144  

– Сибель, – прошептал я.

Я приложил пальцы к губам, поцеловал их и послал ей воздушный поцелуй, а ее руки строем двинулись дальше. Но потом ее взгляд затуманился, она опять отключилось, поскольку эта часть требовала скорости, и ее голова откинулась назад от мощной атаки по клавишам. И к Сонате опять вернулась самая торжествующая жизнь. Мной завладело что-то более могущественное, чем солнечный свет. Это была настолько тотальная сила, что она окружила меня целиком и высосала из комнаты, из мира, из звуков ее музыки, из моего собственного сознания.

– Нет, не надо меня забирать! – закричал я.

Но звук утонул в необъятной пустой черноте. Я летел в невесомости, раскинув обгорелые черные руки и ноги, и горел от мучительной пытки, как в аду. Не может быть, это не мое тело, всхлипнул я, увидев, как впечаталась в мышцы черная плоть, похожая на кожу, увидев, что каждое сухожилие моих рук, моих ногтей свернулось и почернело, как роговой нарост. Нет, не мое тело, плакал я, мама, помоги мне, помоги! Бенджамин, помоги мне… Я начал падать. Теперь никто не поможет мне, только Он.

– Господи, придай мне мужества, – кричал я. – Господи, если это начало, то дай мне мужество, Господи, я не могу отказаться от рассудка, Господи, дай мне понять, где я, Господи, дай мне понять, что происходит, Господи, где же церковь, Господи, где же хлеб и вино, Господи, где она, Господи, помоги мне, помоги.

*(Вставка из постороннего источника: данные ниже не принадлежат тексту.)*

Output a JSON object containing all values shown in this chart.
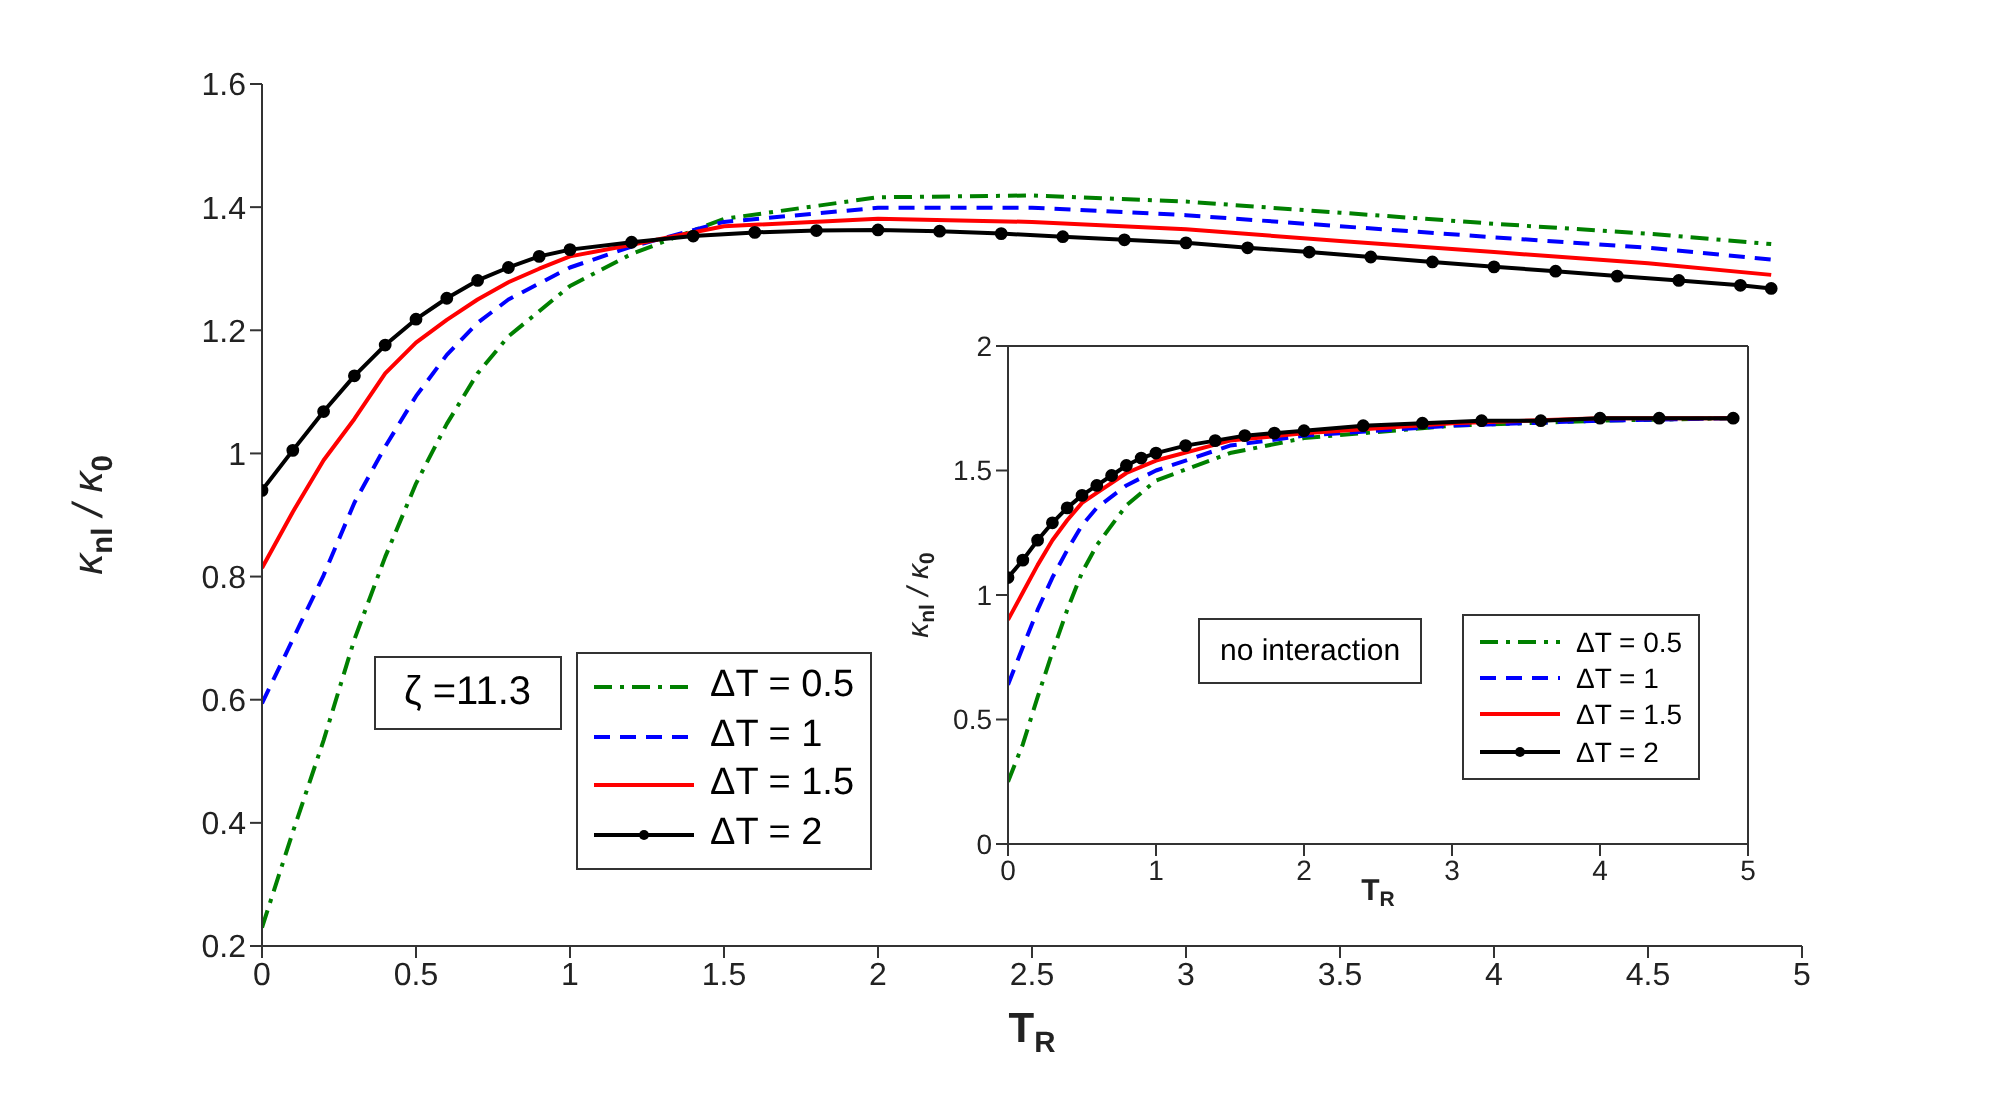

Я падал все ниже и ниже, мимо стеклянных шпилей, мимо сеток слепых окон. Мимо крыш домов и остроконечных башен. Я падал сквозь резкий и дико воющий ветер. Я падал сквозь колючий ливень снега. Я падал, падал. Я пронесся мимо окна, где безошибочно различил фигуру Бенджамина, державшегося рукой за занавеску, на долю секунды в меня впились его черные глаза, и он открыл рот, крошечный арабский ангел. Я падал ниже и ниже, кожа съеживалась и сжималась на ногах, я уже не мог их согнуть, сжималась на лице, и я уже не мог открыть рот, и с мучительным взрывом саднящей боли я ударился о жесткий наст снега. Мои открытые глаза затопил огонь. Солнце окончательно встало.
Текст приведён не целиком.